What
would you do if after years of believing one of your parents was dead,
you then
found out that they were alive & that your other parent had lied?
What
would you do if you found out that one of your parents was a fugitive war
criminal, one of those people you see on the news photographed smiling next to
a mass grave?
Would
you want to know more?
Would
you want to meet the person?
How
would you react to this individual, this fugitive, this killer --- your parent?
When
Vladan Borojević Google's the name of his father Nedelko, a former officer in
the Yugoslav People’s Army, supposedly killed in the civil war after the decay
of Yugoslavia, he unexpectedly discovers a dark family secret. The story which
then unfolds takes him back to the catastrophic events of 1991, when he first
heard the military term deployment and his idyllic childhood came to a sudden
end.
Seventeen
years later Vladan’s discovery that he is the son of a fugitive war criminal
sends him off on a journey round the Balkans to find his elusive father. On the
way, he also finds out how the falling apart of his family is closely linked
with the disintegration of the world they used to live in. The story of the
Borojević family strings and juxtaposes images of the Balkans past and present,
but mainly deals with the tragic fates of people who managed to avoid the
bombs, but were unable to escape the war.
Vladan’s
tale starts the day his father is seconded, this is also the day that an eleven
year old Vladan deems his idyllic childhood is over. From this moment his
father becomes an ever decreasing figure in his life till the day his mother
claims news of his death and he disappears from his life for what he thought
would be forever.
In
213 pages Yugoslavia, My Fatherland, documents the effect of the war in the Balkans.

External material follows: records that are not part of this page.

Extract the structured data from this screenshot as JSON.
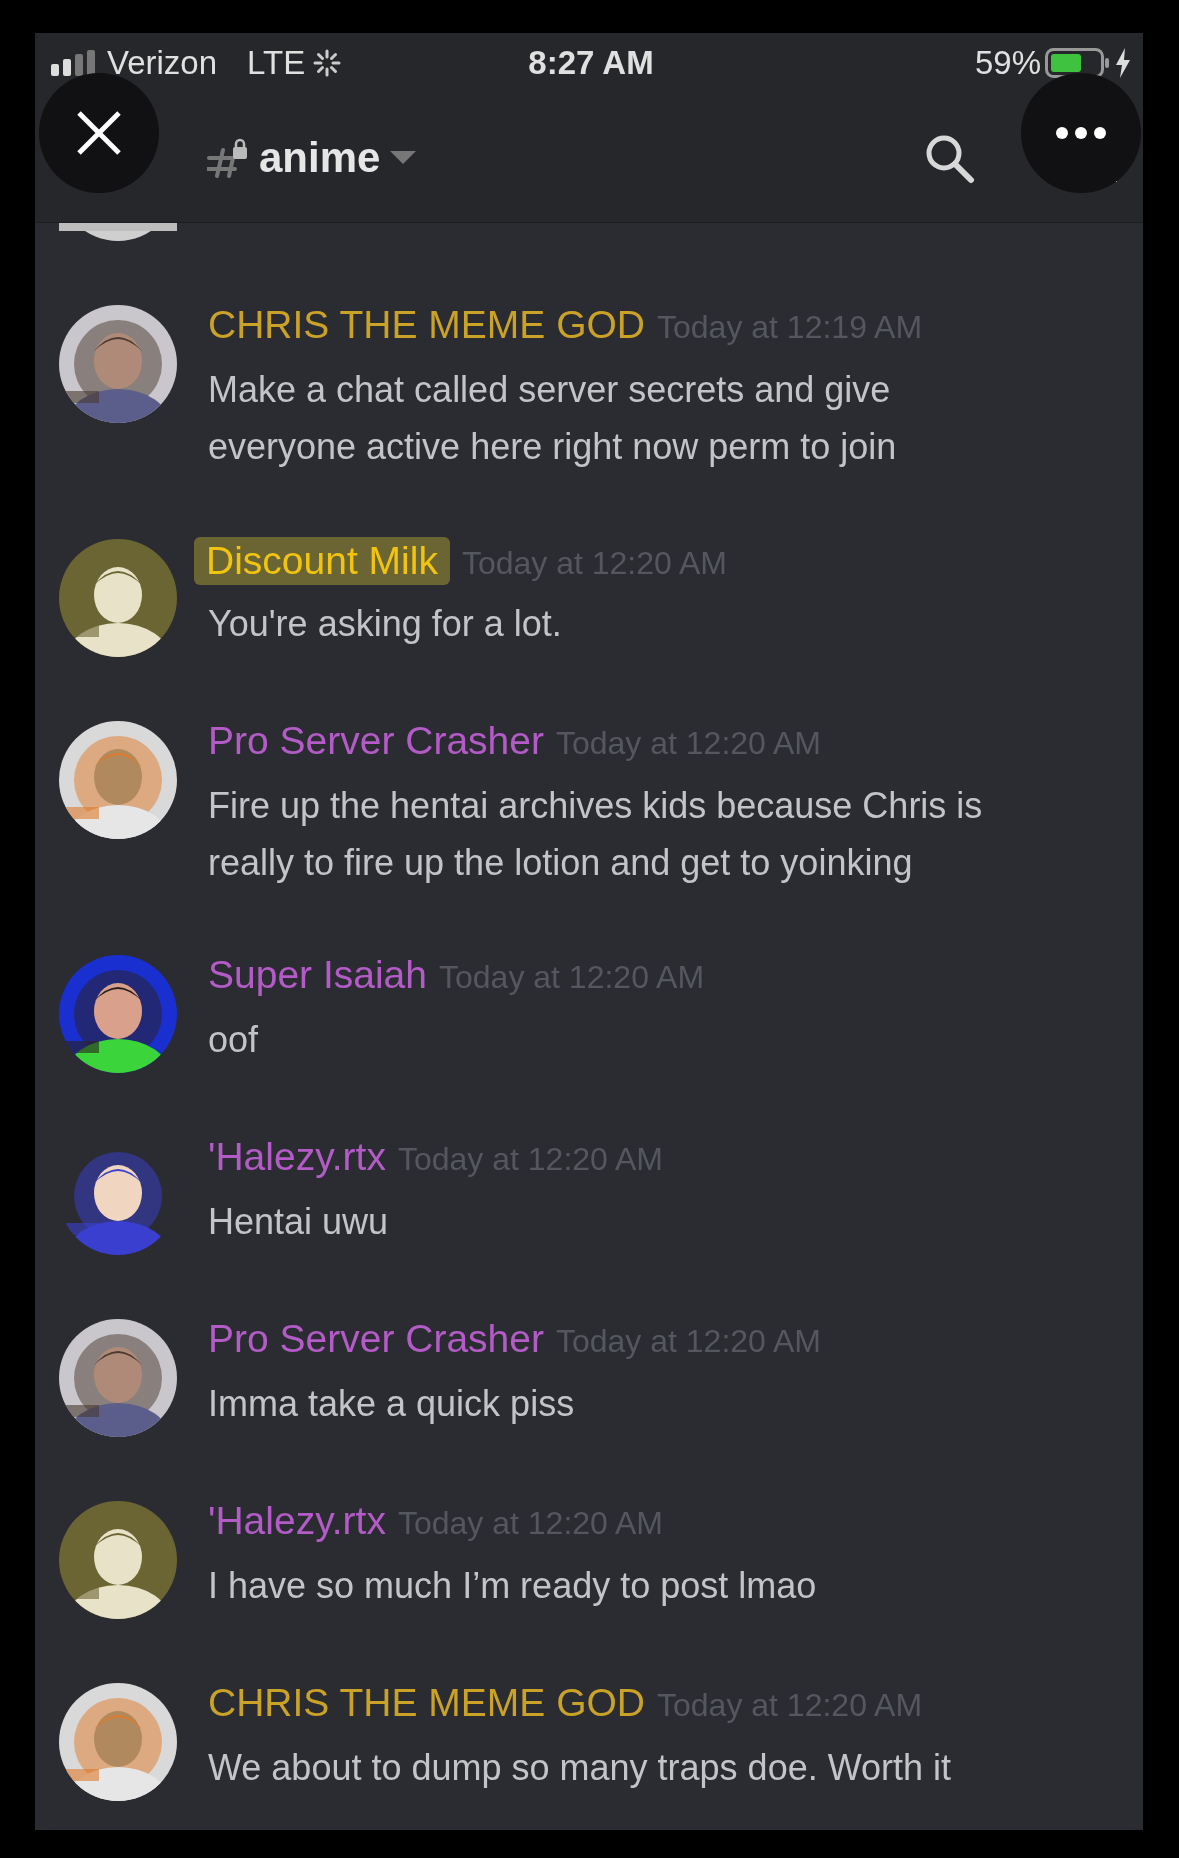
{
  "status_bar": {
    "carrier": "Verizon",
    "network": "LTE",
    "time": "8:27 AM",
    "battery": "59%"
  },
  "header": {
    "channel": "anime"
  },
  "messages": [
    {
      "author": "CHRIS THE MEME GOD",
      "color": "#c9a227",
      "timestamp": "Today at 12:19 AM",
      "text": "Make a chat called server secrets and give everyone active here right now perm to join",
      "highlighted": false
    },
    {
      "author": "Discount Milk",
      "color": "#f1c40f",
      "timestamp": "Today at 12:20 AM",
      "text": "You're asking for a lot.",
      "highlighted": true
    },
    {
      "author": "Pro Server Crasher",
      "color": "#b35bc7",
      "timestamp": "Today at 12:20 AM",
      "text": "Fire up the hentai archives kids because Chris is really to fire up the lotion and get to yoinking",
      "highlighted": false
    },
    {
      "author": "Super Isaiah",
      "color": "#b35bc7",
      "timestamp": "Today at 12:20 AM",
      "text": "oof",
      "highlighted": false
    },
    {
      "author": "'Halezy.rtx",
      "color": "#b35bc7",
      "timestamp": "Today at 12:20 AM",
      "text": "Hentai uwu",
      "highlighted": false
    },
    {
      "author": "Pro Server Crasher",
      "color": "#b35bc7",
      "timestamp": "Today at 12:20 AM",
      "text": "Imma take a quick piss",
      "highlighted": false
    },
    {
      "author": "'Halezy.rtx",
      "color": "#b35bc7",
      "timestamp": "Today at 12:20 AM",
      "text": "I have so much I’m ready to post lmao",
      "highlighted": false
    },
    {
      "author": "CHRIS THE MEME GOD",
      "color": "#c9a227",
      "timestamp": "Today at 12:20 AM",
      "text": "We about to dump so many traps doe. Worth it",
      "highlighted": false
    }
  ]
}
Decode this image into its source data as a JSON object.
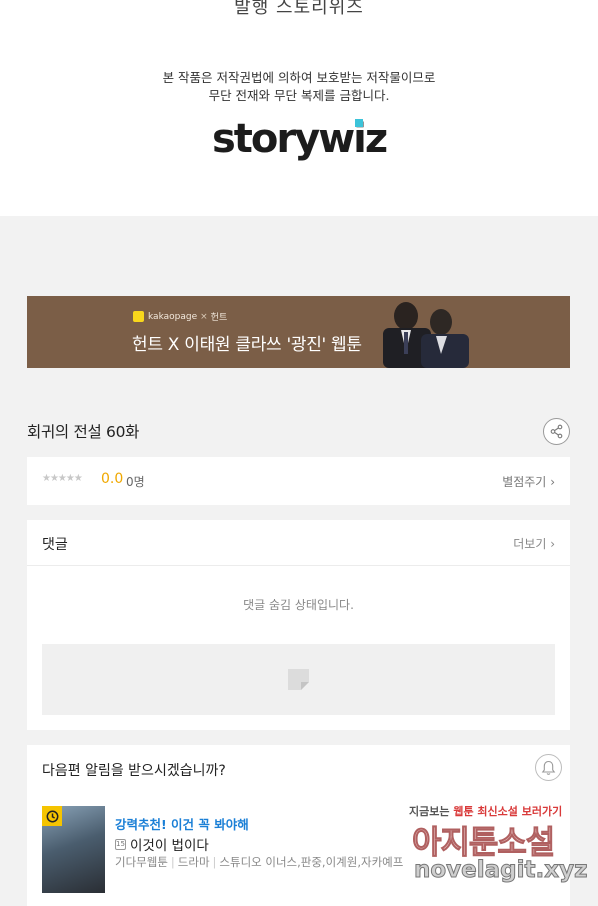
{
  "header": {
    "publisher_line": "발행 스토리위즈",
    "copyright_line1": "본 작품은 저작권법에 의하여 보호받는 저작물이므로",
    "copyright_line2": "무단 전재와 무단 복제를 금합니다.",
    "logo_text": "storywiz"
  },
  "banner": {
    "brand": "kakaopage",
    "cross": "×",
    "partner": "헌트",
    "title": "헌트 X 이태원 클라쓰 '광진' 웹툰"
  },
  "episode": {
    "title": "회귀의 전설 60화"
  },
  "rating": {
    "stars": "★★★★★",
    "score": "0.0",
    "count": "0명",
    "rate_link": "별점주기",
    "rating_fraction": 0
  },
  "comments": {
    "title": "댓글",
    "more_link": "더보기",
    "hidden_message": "댓글 숨김 상태입니다."
  },
  "notify": {
    "question": "다음편 알림을 받으시겠습니까?"
  },
  "recommendation": {
    "label": "강력추천! 이건 꼭 봐야해",
    "age_badge": "15",
    "title": "이것이 법이다",
    "meta": [
      "기다무웹툰",
      "드라마",
      "스튜디오 이너스,판중,이계원,자카예프"
    ]
  },
  "watermark": {
    "top_dark1": "지금보는",
    "top_red1": "웹툰",
    "top_dark2": "최신소설",
    "top_red2": "보러가기",
    "main": "아지툰소설",
    "url": "novelagit.xyz"
  },
  "colors": {
    "banner_bg": "#7b5e47",
    "score": "#f0a800",
    "rec_label": "#1a7fd6"
  }
}
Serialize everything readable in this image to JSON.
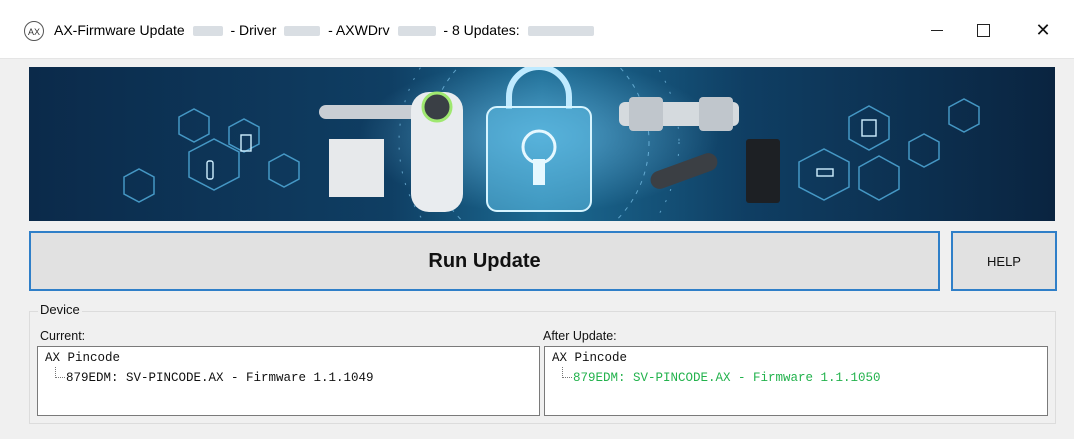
{
  "window": {
    "icon_text": "AX",
    "title_parts": {
      "app": "AX-Firmware Update",
      "driver_label": "- Driver",
      "axwdrv_label": "- AXWDrv",
      "updates_label": "-  8 Updates:"
    },
    "controls": {
      "minimize": "minimize",
      "maximize": "maximize",
      "close": "✕"
    }
  },
  "actions": {
    "run_update": "Run Update",
    "help": "HELP"
  },
  "device": {
    "group_label": "Device",
    "current": {
      "label": "Current:",
      "root": "AX Pincode",
      "child": "879EDM: SV-PINCODE.AX - Firmware 1.1.1049"
    },
    "after": {
      "label": "After Update:",
      "root": "AX Pincode",
      "child": "879EDM: SV-PINCODE.AX - Firmware 1.1.1050"
    }
  },
  "colors": {
    "accent_border": "#2f7fc8",
    "updated_text": "#22b24c"
  }
}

Through Vladan’s personal family crisis, we follow a nation’s past and its
attempts to understand, reconcile and forgive itself collectively and as individuals.
This is also a tale of identity as a nation and Vladan try to work out who they
are and how that perception fits in to a modern state.
Goran
Vojnović (b. 1980) graduated from the Academy of Theatre, Radio, Film and
Television in Ljubljana, where he specialised in film and television directing
and screen-writing. The film Good Luck Nedim (he co-wrote the script with Marko Šantić) won the Heart of Sarajevo Award and was nominated for the European Film
Academy’s Best Short Film Award in 2006. He has directed three short films
himself and his first feature film Piran/Pirano premiered in 2010. Vojnović is
considered one of the most talented authors of his generation. Film magazines
and newspapers regularly publish his articles and columns. His bestselling début novel Southern Scum go home! (2008) reaped all the major literary awards
in Slovenia, has been reprinted five times and translated into numerous foreign
languages. A collection of his columns from a Slovene daily newspaper and
weekly magazine have also been published as a book under the title When Jimmy
Choo meets Fidel Castro (2010), which was translated into Serbian.
Dr
Noah Charney is a professor of art history at American
University of Rome and University of Ljubljana. He is also an award-winning
writer for numerous publications, including The Guardian, The Atlantic, Salon,
The Times and Esquire. He is the best-selling author of many books, including
The Art Thief and The Art of Forgery. He lives in Slovenia, where he
collaborates with local authors and publishers on books such as this one.
2 comments:
The Yugoslav civil war was seemed like it happened just yesterday. It was such a brutal conflict.
It is ironic that worthwhile fiction so often comes out of such barbarism.
The plot of the book sounds very interesting and it sounds like it is worth reading.
Hi Brian, this is one of those books that somehow covers the all the conflicting ideologies through the main protagonist & does so without making blame at one door. How do you cope with a life as led during a conflict such as this, come out the other end? Then find out that your father was some barbarous war criminal?